An ongoing challenge since becoming a Hmong shaman are the restrictions that you will develop as your practice continues. For some Hmong shamans they have no restrictions, but for others it may not be the case. Before I even began my journey I couldn't go to funerals or funeral homes, let alone eat food at funerals. And although I've broken this restriction occasionally, I experience the consequences thereafter. Funeral homes and cemeteries are intense places to be in for some shamans because in such places it holds a lot of energy, sometimes anger or confusion from spirits and ghosts.
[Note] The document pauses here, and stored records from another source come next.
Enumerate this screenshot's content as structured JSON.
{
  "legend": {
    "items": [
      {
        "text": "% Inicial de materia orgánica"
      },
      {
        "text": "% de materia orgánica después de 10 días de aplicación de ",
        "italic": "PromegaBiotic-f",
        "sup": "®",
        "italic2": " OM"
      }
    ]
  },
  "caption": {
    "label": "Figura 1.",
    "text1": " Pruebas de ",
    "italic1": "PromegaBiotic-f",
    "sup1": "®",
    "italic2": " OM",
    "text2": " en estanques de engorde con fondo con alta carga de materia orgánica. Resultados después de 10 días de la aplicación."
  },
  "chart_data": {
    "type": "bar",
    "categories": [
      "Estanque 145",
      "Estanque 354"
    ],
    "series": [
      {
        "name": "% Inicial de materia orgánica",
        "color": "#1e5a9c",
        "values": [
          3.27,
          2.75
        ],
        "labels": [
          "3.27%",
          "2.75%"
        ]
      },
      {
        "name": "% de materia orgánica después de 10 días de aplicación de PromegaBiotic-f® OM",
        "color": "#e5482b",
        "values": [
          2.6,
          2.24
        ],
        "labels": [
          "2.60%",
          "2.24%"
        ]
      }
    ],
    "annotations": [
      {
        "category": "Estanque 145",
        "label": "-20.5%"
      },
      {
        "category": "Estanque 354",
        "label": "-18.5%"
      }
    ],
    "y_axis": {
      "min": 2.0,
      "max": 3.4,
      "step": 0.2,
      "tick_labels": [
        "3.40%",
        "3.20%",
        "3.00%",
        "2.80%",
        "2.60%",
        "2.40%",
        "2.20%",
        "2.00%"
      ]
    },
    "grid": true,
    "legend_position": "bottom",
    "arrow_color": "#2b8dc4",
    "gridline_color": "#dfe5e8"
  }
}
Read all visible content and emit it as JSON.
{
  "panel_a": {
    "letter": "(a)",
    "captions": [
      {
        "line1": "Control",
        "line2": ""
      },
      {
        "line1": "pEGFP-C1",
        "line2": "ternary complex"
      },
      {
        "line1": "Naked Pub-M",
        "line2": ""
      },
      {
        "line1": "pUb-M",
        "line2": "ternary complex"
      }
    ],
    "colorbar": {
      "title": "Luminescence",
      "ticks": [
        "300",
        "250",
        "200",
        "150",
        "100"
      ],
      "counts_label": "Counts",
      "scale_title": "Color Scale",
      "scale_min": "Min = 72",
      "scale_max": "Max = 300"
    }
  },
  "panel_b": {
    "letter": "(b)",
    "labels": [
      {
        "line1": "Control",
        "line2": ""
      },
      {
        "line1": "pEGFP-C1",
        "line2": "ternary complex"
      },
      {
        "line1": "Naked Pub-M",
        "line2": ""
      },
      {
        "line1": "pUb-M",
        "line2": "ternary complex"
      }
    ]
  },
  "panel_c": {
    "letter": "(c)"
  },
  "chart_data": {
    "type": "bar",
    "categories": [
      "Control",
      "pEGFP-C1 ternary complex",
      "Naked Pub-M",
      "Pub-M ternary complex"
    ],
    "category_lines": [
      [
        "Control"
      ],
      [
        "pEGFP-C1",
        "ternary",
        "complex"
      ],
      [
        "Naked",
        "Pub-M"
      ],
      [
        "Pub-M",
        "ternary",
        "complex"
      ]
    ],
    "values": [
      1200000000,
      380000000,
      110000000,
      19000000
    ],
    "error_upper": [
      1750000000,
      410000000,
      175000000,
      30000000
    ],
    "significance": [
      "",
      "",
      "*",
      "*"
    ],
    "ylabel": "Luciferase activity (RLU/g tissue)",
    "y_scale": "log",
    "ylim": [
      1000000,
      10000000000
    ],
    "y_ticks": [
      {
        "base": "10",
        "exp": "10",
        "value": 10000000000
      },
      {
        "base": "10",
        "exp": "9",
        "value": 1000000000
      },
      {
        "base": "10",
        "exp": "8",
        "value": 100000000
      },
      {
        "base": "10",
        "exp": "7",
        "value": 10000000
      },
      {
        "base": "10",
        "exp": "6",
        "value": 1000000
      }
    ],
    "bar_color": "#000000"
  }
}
Shaman guides can place a strict hold on the activities of what a shaman can do. For example, fishing and hunting is a restriction for me and many other shamans. This symbolizes the "taking away" of a life when our guides are suppose to "heal" life and when we do fish or hunt, we'll either not catch any animals or experience pain after the hunt. Most recently for me, I've become a vegetarian. The eating of meat caused me to become terribly sick one weekend in which I thought I was going to die. I had a dream and after that dream I made a promise to my shamans that I will become a vegetarian if they agreed to heal me. And within 10 minutes everything went back to normal. It was as if I was never sick. Today, I am finding out more that as I touch raw meat, I get painful hives or red rashes on my hands. I never had this condition before my journey and it was just in the last year where I developed this restriction. However, there are so many health benefits to becoming a vegetarian that I am thankful for and although I miss the ribs and the bacon burgers, I think for health reasons I can stick to strictly vegetables and fruits.


Becoming a shaman has changed my life and I think for the better. I feel like I barely even remember anything from my life before, as if I've been reincarnated into who I am today. It's as if I've been given a whole new life, a new chance at living and leading with a positive life, a healthier mind, and a new perspective.